Unpublished compound 5 was synthesized, characterized by NMR, and its biological activity in the promastigote form of Leishmania amazonensis was evaluated. The built and validated QSAR model, corresponding to Eq. 1, was used to predict the activity of this new derivative.

Therefore, the descriptors present in Eq. 1 were calculated for the new compound 5 (EHOMO = − 6.52 eV and PSA = 53.19 Å2) and a value of 5.81 was predicted for biological activity (pIC50) against Leishmania amazonensis. Comparison with the experimental result (IC50 = 2.0 ± 1.2 μM and pIC50 = 5.70) shows that the QSAR model (Eq. 1) proposed here, presented a good predictive capacity with a deviation of 1.93%, being useful to drive the synthesis of new quinoxaline derivatives, saving time and resources that would be spent on synthesis and testing of biological activity.

NMR data

7-chloro-N-methyl-3-(methylsulfonyl)quinoxalin-2-amine (5).

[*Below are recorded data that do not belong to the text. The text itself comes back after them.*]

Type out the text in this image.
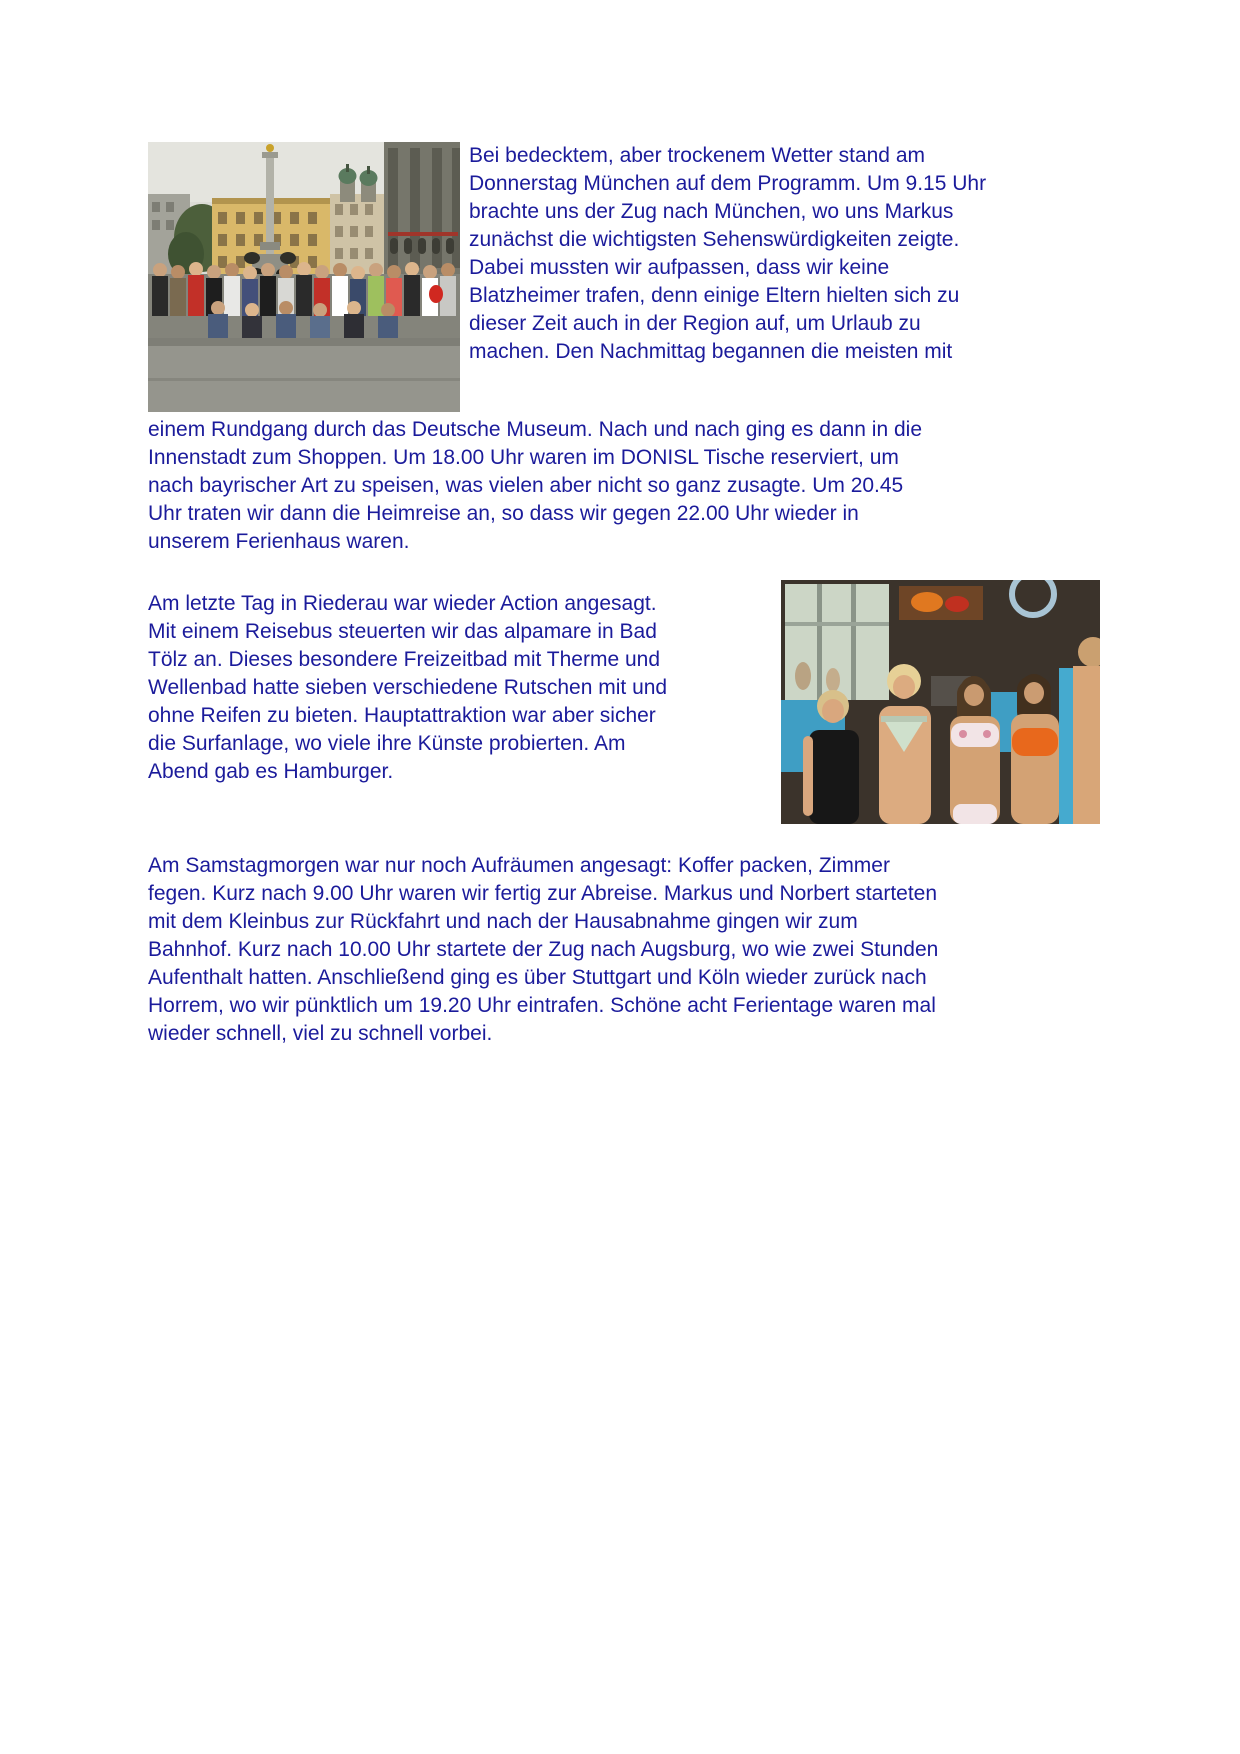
Bei bedecktem, aber trockenem Wetter stand am
Donnerstag München auf dem Programm. Um 9.15 Uhr
brachte uns der Zug nach München, wo uns Markus
zunächst die wichtigsten Sehenswürdigkeiten zeigte.
Dabei mussten wir aufpassen, dass wir keine
Blatzheimer trafen, denn einige Eltern hielten sich zu
dieser Zeit auch in der Region auf, um Urlaub zu
machen. Den Nachmittag begannen die meisten mit
einem Rundgang durch das Deutsche Museum. Nach und nach ging es dann in die
Innenstadt zum Shoppen. Um 18.00 Uhr waren im DONISL Tische reserviert, um
nach bayrischer Art zu speisen, was vielen aber nicht so ganz zusagte. Um 20.45
Uhr traten wir dann die Heimreise an, so dass wir gegen 22.00 Uhr wieder in
unserem Ferienhaus waren.
Am letzte Tag in Riederau war wieder Action angesagt.
Mit einem Reisebus steuerten wir das alpamare in Bad
Tölz an. Dieses besondere Freizeitbad mit Therme und
Wellenbad hatte sieben verschiedene Rutschen mit und
ohne Reifen zu bieten. Hauptattraktion war aber sicher
die Surfanlage, wo viele ihre Künste probierten. Am
Abend gab es Hamburger.
Am Samstagmorgen war nur noch Aufräumen angesagt: Koffer packen, Zimmer
fegen. Kurz nach 9.00 Uhr waren wir fertig zur Abreise. Markus und Norbert starteten
mit dem Kleinbus zur Rückfahrt und nach der Hausabnahme gingen wir zum
Bahnhof. Kurz nach 10.00 Uhr startete der Zug nach Augsburg, wo wie zwei Stunden
Aufenthalt hatten. Anschließend ging es über Stuttgart und Köln wieder zurück nach
Horrem, wo wir pünktlich um 19.20 Uhr eintrafen. Schöne acht Ferientage waren mal
wieder schnell, viel zu schnell vorbei.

61% yield. 1H NMR (300 MHz, CDCl3) δ: 7.77 (d, J = 8.9 Hz, 1H), 7.72 (d, J = 2.3 Hz, 1H), 7.35 (dd, J = 8.9, 2.3 Hz, 1H), 6.93 (m, 1H), 3.41 (s, 3H), 3.12 (d, J = 4.8 Hz, 3H). 13C NMR (300 MHz, CDCl3) δ: 148.68, 144.21, 141.19, 138.69, 132.96, 130.47, 126.38, 125.43, 40.45, 27.92.

Conclusions

SAR studies of a series of quinoxaline derivatives were carried out and a new quinoxaline derivative was proposed as a potential antileishmanial agent. The unpublished compound was synthesized and tested against Leishmania amazonensis promastigotes. A new QSAR model was built, and it was capable to predict the activity of the new compound being useful to drive the synthesis of other ones.